After failing several times at beginning a solo career, King eventually helped found a record label, Tomorrow Records, divorced Goffin and married Charles Larkey (of the Myddle Class). Moving to the West Coast, Larkey, King and Danny Kortchmar formed a group called the City, which released one album, Now That Everything's Been Said but the album was a commercial failure. King then released Writer (1970), another disastrous failure, followed by Tapestry (1971), her best known and most well-received album. One of the critical albums of the singer/songwriter genre of the early 1970s, Tapestry remains her most popular album among fans and critics. Music (1971), Rhymes and Reasons (1972) and Wrap Around Joy (1974) followed, each selling respectably.

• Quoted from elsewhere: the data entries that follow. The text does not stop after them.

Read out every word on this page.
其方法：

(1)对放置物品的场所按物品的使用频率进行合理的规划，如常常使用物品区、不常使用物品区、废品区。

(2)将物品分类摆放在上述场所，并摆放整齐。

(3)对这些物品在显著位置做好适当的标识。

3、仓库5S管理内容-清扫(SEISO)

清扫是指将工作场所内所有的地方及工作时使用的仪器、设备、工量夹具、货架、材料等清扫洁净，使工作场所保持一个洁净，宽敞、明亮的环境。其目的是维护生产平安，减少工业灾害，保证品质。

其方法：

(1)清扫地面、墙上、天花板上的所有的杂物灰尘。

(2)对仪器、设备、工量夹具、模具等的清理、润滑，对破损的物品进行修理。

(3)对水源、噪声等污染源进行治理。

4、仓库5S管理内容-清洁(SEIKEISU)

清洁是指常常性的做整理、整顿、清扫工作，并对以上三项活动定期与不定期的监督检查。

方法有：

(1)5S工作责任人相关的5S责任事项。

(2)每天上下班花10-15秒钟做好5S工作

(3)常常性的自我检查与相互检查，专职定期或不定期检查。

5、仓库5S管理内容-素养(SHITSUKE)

Goffin and King reunited to write Thoroughbred (1975) with David Crosby, Graham Nash and James Taylor, a long-time friend of King's. She married another songwriting partner, Rick Evers, after releasing Simple Things (1977); he died of a heroin overdose one year later.

Retiring to Idaho, King became an environmental activist after releasing a collection called Speeding Time in 1983. She returned to music in 1989, recording City Streets, followed by Colour of Your Dreams (1993), with a guest appearance by Slash of Guns n' Roses.

Following the September 11, 2001 attacks, a list of approximately 150 songs circulated on the Internet, purported to be from radio conglomerate Clear Channel Communications to its subsidiaries, with the recommendation that these songs be pulled from airplay (it was later revealed that the list was originally the work of a few specific station program directors, was not an official Clear Channel missive, and changed over time as it was redistributed). King's tune "I Feel the Earth Move" was one of those listed.